Been seeing a big comeback of basic exploits like sql injection its kinda funny. Its kinda funny how many “engineers” i now work with that dont know what that even is
It's a lot easier for the LLM to lose the plot when they're writing. So when the sentence is like "I'm hungry, so I'm going to put some waffles in the toaster" and the goal is "expand this out so I can put anything in the toaster. But write it in a way that makes it so I can use any other appliance later." The output would be like "I'm hungry so I'm going to put some silently approved pancake into the microwave once it's also an approved appliance."

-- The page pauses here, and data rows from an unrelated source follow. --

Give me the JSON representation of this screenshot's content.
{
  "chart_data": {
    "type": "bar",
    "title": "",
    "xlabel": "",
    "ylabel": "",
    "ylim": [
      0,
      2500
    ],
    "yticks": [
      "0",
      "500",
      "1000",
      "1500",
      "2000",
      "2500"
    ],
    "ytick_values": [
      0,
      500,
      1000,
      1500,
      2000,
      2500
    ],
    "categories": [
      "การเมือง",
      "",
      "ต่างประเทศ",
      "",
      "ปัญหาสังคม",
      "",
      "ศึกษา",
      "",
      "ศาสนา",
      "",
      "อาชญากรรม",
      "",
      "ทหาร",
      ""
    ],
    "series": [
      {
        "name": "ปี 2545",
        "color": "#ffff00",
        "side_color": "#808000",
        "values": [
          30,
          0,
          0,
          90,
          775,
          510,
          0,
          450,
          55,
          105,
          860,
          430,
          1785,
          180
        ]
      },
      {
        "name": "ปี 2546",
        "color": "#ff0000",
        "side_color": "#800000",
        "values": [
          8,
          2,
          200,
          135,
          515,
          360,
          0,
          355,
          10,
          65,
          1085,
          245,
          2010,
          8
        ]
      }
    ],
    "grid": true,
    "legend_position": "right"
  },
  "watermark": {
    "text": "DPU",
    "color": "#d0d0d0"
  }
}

So it could be grammatically correct. It might even work, but you accumulate these little kinks in the codebase.
2 prompts in its already lost the plot on a really basic frontend application. I think at best I’ve had it create the first draft of a greenfield project for me cos I dont really like doing that and then I just take it from there
Hah, so in a formatting or logical sense, it works, but it's obviously not written how humans talk and so appears robotic... Got it, thank you that was easier to understand than I thought lol.
I have unfortunately had to vibe code a few things for work since there's a lot going on, and I don't have uninterrupted times to work on stuff, so concentration is almost nonexistent. Using ai to patch or fix or fill has been helpful! But I can see for community projects are problematic!
Yes, the context of what you're doing certainly matters. I had to get into an archive file that I didn't know what to do with one time. I used AI to build me a little app to visualize its content. Was it perfect? I doubt it. Did it function and get me the info I was looking for? Yeah!
As a rule of thumb, would you trust Momo Yaoyorozu to build you a solution or do you need to be able to blame someone when the solution blows up regardless of having a human build it?
You don't need a single 20000-line commit for that. Backdoors are already on the wild and are introduced slowly in multiple small steps.
In my opinion, AI will probably 1. Help design these steps and/or 2. Introduce them without the author even knowing.
You're right.
This seems doomerish. Can't they use AI to review the logic of commits?
Prompting OpenClaw with "find all back doors --- make no mistakes" is kind of funny, but seems viable.
Sure, but the models can be told to ignore certain backdoors. The models also lie all the time for any reason or no reason at all. Since AI coding is not really a trust and predictablity based system there's no way you can know for sure at any given moment that you don't have backdoors without a human examining the code line by line, or by building your own AI that you can trust
The models also lie all the time
A coworker of mine was tasked with having an AI agent generate a security report of our latest effort. It returned about 10 things, only 2 were semi valid. The silliest one was a claim that our regex function for stripping out non-word characters was not adequate because "\w allows . characters" thereby enabling path traversal attacks. FYI, \w very explicitly does NOT allow . characters.